In humans, injury or diseases resulting in impairment of oligodendrocyte (OL) function leads to myelin loss or defects manifesting as developmental and/or adult disabilities and mental retardation. At the present time remyelination of the human CNS is not yet possible. Oligodendrocytes synthesize and maintain myelin, the sheath that insulates axons for a fast nervous impulse transmission in the central nervous system (CNS). Myelin deficiency whether inherited or acquired, like Pelizaeus Merzbacher’s disease and Multiple Sclerosis in humans, results from OL dysfunction. These are progressive degenerative disorders, resulting in deterioration of sensory and motor functions. Neural stem/progenitor cells are present in the embryonic, postnatal and adult brain and they represent a potential source of cells for therapy. Yet, the CNS appears not to have all the elements to successfully sustain autonomous remyelination. Human embryonic stem cells offer a great potential to identify appropriate neurotrophic factors or molecules necessary for these cells to acquire neural characteristics as a source of specific cell types such as Neural Stem Cell. Human embryonic stem cells provide novel prospects for cellular replacement strategies because of their ability to provide seemingly unlimited stem cell numbers in vitro, their flexibility to genetic engineering, and their broad developmental capacity. hES-derived oligodendrocytes could potentially address the needs to benefit the outcome of demyelinating diseases by helping to promote survival, growth of host tissue, and/or replacement of cells lost. The work we propose here is to study the conditions to obtain homogeneous OL populations (in the absence of other cell types) in high numbers that will allow us to understand the needs of these cells as they develop from a progenitor (young) cell into a mature and functional cell able to myelinate naked axons. The data derived from the studies we are proposing, will have direct relevance on the long term development of standardized methodology that would be made available for future clinical research using cell replacement therapies in cases of myelin deficient CNS of both inherited and acquired disorders, e.g. Pelizaeus Merzbacher’s disease, spinal cord injury, traumatic brain injury, AIDS dementia, periventricular leucomalacia, cerebral palsy, autism, and multiple sclerosis.

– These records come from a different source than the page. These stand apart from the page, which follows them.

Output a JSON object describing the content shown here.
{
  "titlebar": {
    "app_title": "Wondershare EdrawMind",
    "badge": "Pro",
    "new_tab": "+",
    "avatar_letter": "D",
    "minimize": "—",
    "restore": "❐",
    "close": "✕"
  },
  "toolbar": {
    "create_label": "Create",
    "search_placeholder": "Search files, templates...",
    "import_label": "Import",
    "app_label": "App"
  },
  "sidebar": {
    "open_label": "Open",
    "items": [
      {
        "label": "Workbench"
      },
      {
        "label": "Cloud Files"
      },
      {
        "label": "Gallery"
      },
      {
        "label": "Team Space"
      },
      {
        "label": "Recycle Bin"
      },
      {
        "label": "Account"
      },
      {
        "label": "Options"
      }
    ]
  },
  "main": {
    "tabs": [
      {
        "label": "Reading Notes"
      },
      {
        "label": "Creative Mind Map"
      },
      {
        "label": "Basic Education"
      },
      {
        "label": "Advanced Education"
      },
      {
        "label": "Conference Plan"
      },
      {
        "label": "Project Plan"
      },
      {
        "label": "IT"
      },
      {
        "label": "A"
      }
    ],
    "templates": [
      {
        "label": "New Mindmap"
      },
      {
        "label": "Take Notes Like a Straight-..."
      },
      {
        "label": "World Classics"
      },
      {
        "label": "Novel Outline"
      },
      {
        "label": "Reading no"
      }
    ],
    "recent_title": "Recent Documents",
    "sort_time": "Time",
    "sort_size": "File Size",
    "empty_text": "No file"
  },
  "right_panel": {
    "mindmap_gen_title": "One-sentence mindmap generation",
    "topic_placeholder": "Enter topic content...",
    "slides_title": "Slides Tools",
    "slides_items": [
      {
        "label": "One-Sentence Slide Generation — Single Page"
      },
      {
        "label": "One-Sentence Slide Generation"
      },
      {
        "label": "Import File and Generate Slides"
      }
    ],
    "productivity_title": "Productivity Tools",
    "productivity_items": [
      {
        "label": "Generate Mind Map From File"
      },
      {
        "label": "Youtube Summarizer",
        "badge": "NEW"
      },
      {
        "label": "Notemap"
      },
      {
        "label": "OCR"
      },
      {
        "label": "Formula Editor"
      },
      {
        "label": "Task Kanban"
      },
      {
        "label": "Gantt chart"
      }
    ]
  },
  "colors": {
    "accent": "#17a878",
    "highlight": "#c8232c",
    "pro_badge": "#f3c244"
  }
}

Myelin is a sheet of fat (80%) and proteins (20%) that wraps around axons, speeding messages through the brain by insulating these neural connections. Although myelinogenesis takes place in perinatal stages, in humans, myelination continues through childhood and well into adulthood ( Bartozkis, Neurobiology of Aging, January 2004). New evidence points to disruption of myelination as a key neurobiological component behind childhood developmental disorders. Many factors can disrupt myelination and contribute to or worsen disorders such as autism, attention deficit/hyperactivity disorder (ADHD) and schizophrenia. (Bartzokis, G., 2005). Other disorders like Multiple Sclerosis and trauma result in myelin loss with a concomitant reduction or even impairment of the central nervous system (CNS) function. Approximately 1 in 700 or 0.14% or 388,571 people in the United States are afflicted with Multiple Sclerosis (source NIAID). Therefore, besides autism, ADHD, and schizophrenia, environmental toxins and drugs of addiction may contribute to demyelination. Moreover, in Periventricular Leucomalacia (PVL), the white matter can be prevented from being formed in the fetus if infection, inflammation or other alterations of the mother’s metabolism occur during gestation, preventing the progression of oligodendrocyte progenitors (OLPs) into mature oligodendrocytes (OL) and therefore resulting in myelin deficit. Although babies with PVL generally have no outward signs or symptoms of the disorder, they are at risk for motor disorders, delayed mental development, coordination problems, and vision and hearing impairments. PVL may be accompanied by a hemorrhage or bleeding in the periventricular-intraventricular area (the area around and inside the ventricles), and can lead to cerebral palsy. It is estimated that some 500,000 children and adults in the United States manifest one or more of the symptoms of cerebral palsy. Currently, about 8,000 babies and infants are diagnosed with the condition each year. To date there is no cure for myelin diseases in the sense that no treatment is aimed at myelination/remyelination but rather treatments are directed to alleviate the symptoms.
The work proposed here will allow us to acquire the knowledge necessary to obtain a homogeneous source of OL derived from human embryonic stem cells (ES) in adequate numbers by identifying the specific factors and conditions that are needed to obtain ES-derived OLPs in a reproducible and cost efficient manner. The implementation of a successful propagation and cryopreservation method for OL committed cells in defined conditions will allow us to obtain a dependable source of OL to be used for potential cell therapy. With these progresses and other pertinent issues overcome, considerable enthusiasm continues to be generated about treating disorders of white matter degeneration; diseases once thought to be a totally incurable condition.